I haven’t read The Economist’s new survey of religion in public life, but Joshua Keating over at FP Passport in a preview (The Economist admits that God is not dead) quotes them as saying:

Islam has always left less room for the secular. Unlike Jesus, Muhammad was a ruler, warrior and lawmaker. Islam, which means submission, teaches that the primary unit of society is the umma, the brotherhood of believers, and it provides a system of laws, sharia, for people to live by.

Now, I know that there are both geopolitical and marketing reasons to compare the two religions, but my immediate thought was that Moses was a ruler, warrior and lawmaker. As was Saul, to some extent, and David. And there are Christian saints who are rulers, warriors and lawmakers, and they are venerated more or less on the same level as Moses, Saul and David. I don’t know enough about Islam to speak definitively, but my impression is that Muhammad within Islam is about on a par with Moses within Judaism, that is, holy, righteous, important, and not part of the Divine, at least not in the sense that Jesus is part of the Trinity.

Furthermore, Judaism teaches that the primary unit of society is the people Israel, and it provides a system of laws, mitzvot, for people to live by. I think you could argue that Christianity teaches that the primary unit of society is Christendom, and that it provides a system of laws to live by; I’m guessing that there are plenty of church fathers to quote on those issues.

I’m not saying that there are no differences between the three religions (or any others). I’m saying that the quote that Mr. Keating pulled is such an egregious simplification that it is entirely useless. And I hate that.

Tolerabimus quod tolerare debemus,



I think you could argue that Christianity teaches that the primary unit of society is Christendom, and that it provides a system of laws to live by; I’m guessing that there are plenty of church fathers to quote on those issues.

Well, the Church father one would go to first on this point is Augustine, and in his writing especially to _The City of God_. There, Augustine's basic claim (if I understand him correctly, and I haven't ever read _City of God_ all the way through) is that the City of God is always different from the earthly city, and that Christians need to consider themselves as citizens of God's city and not the earthly one and thus as on pilgrimage as long as they are dwellers in the earthly city.
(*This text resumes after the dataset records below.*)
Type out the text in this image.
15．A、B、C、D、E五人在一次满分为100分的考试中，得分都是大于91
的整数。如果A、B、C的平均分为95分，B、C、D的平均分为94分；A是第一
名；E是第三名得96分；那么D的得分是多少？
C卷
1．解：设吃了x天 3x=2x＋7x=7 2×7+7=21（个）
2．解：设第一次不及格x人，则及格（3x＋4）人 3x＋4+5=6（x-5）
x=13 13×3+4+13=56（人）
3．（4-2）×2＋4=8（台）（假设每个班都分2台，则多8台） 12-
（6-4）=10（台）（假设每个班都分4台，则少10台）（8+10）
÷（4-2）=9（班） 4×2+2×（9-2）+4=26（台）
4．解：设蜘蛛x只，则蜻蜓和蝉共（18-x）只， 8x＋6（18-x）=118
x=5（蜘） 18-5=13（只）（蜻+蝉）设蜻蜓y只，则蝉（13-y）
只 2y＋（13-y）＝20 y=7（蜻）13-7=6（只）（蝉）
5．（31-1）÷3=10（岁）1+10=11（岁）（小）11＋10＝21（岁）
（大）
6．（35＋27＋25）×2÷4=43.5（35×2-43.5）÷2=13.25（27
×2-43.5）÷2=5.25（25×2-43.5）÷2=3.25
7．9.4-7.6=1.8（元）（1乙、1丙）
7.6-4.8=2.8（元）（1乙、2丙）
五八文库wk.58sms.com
This distinction builds on the statements rejecting "the world" that appear in Jesus's teachings and Paul's writings. So to say that Christianity teaches that the primary unit of society is Christendom, and that it provides a system of laws to live by is, I think, incorrect, at least with respect to the fathers of the Church. Post-Constantinian Christian thought has re-theorized the relationship between Church and State in a variety of ways, but that very re-theorizing is provoked by the fact that there is a fundamental distinction between the Church and any earthly society in Christian scripture and early teachings.

Knowing only a little about Judaism and Islam, I couldn't say if this distinction between the two cities has any corresponding element in those two religions. That is, when Muhammed gives laws (if it is the case that he does), what are those laws for? Are they to guide people on how they should live together in the world, to provide a blueprint for the organization of society? Is the umma viewed as being congruent with an earthly society? If so, then Mr. Keating's statement would, it seems to me, be bringing forward a genuine difference between the relationship the two religions propose between themselves and the world.

A similar question would be worth asking about Judaism. What are the laws of Moses for? What are they meant to provide to those who follow them?

With respect to Christianity, at least, Mr. Keating's statement is misleading not because it is an oversimplication but because it is representing Christianity from the perspective of a secularist. Mr. Keating appears to be relieved that Christians are focusing on the City of God and not the earthly city because that choice, as Richard, Duke of Gloucester says, "leaves me the world to bustle in." If what you want, as Mr. Keating seems to, is the secular world, it is a distinct relief if Christians seem prepared to leave you to it. From the Christian perspective, the point is not that the Christians are leaving space for the secular out of regard for the secular as such, but they are turning away from the secular toward something better.

I would certainly like to have more and better knowledge about how Judaism and Islam conceive of the relationship between what Augustine calls The City of God and the earthly city. If they do not employ that basic distinction at all, it would lead to a very different theory of the relationship between what Christians call "Church and State."

Well, and I couldn’t give you a definitive answer on the Heavenly Jerusalem; there are too many strands in Judaism for there to be a definitive answer. There are plenty of early medieval rabbis who are very keen on the differences between the earthly and heavenly cities. Rabbi Jacob (c. 200 CE) has a line in Pirke Avot about how you should use this world as a vestibule to prepare yourself for the next; that’s a minority view but important enough to have been included. I know Jews who would say that Judaism has no significant interest in the Heavenly City at all, and is a religion primarily of this world and this life. I know others who line up closer to Rabbi Jacob. Similarly, your question what are the laws of Moses for? has a variety of answers, both today and in the Talmud.

I think it’s actually unhelpful to compare Judaism to Christianity or Islam on the topic of secularism or about the separation of Church and State, because Rabbinic Judaism—modern Judaism, if you will—is developed as a minority religion, a religion of the governed, which assumes that the governors will not be from the same tradition. While the Scriptures of Christianity and Islam are largely developed in similar, minority, situations, the weight of interpretation is developed with the assumption that the major religious institutions have the ear of the governors as well as the governed. This doesn’t mean that there is something intrinsic to the religions about those conditions, but it does mean that the development of the interpretive traditions needs to be understood in that light. Thus, just as a for instance, there is a good deal of rabbinic advice against taking legal disputes (say, a breach of contract) to the secular courts. This is not (in my opinion) because they are against secular courts, or because they think that religious courts should take precedence, or even because they don’t think that Jews could get a fair shake in courts presided over by non-Jews.

There is certainly a tradition in Christianity of allowing breach of contract cases to be heard by secular courts, but there are also examples of in the history of Christianity of competing secular and ecclesiastical courts, of parallel systems, and of nominally secular court systems that show deference to canon law. I see that it’s not accurate to say that Christianity provides a system of laws to live by but I don’t think it would be accurate to say that Christianity does not provide a system of laws to live by. The problem presumably is in defining Christianity, as much as it is in defining system of laws.
I should also add that the pull quote is not Mr. Keating’s own, he himself was pulling it from an article elsewhere. He approves of it, but is not responsible for it.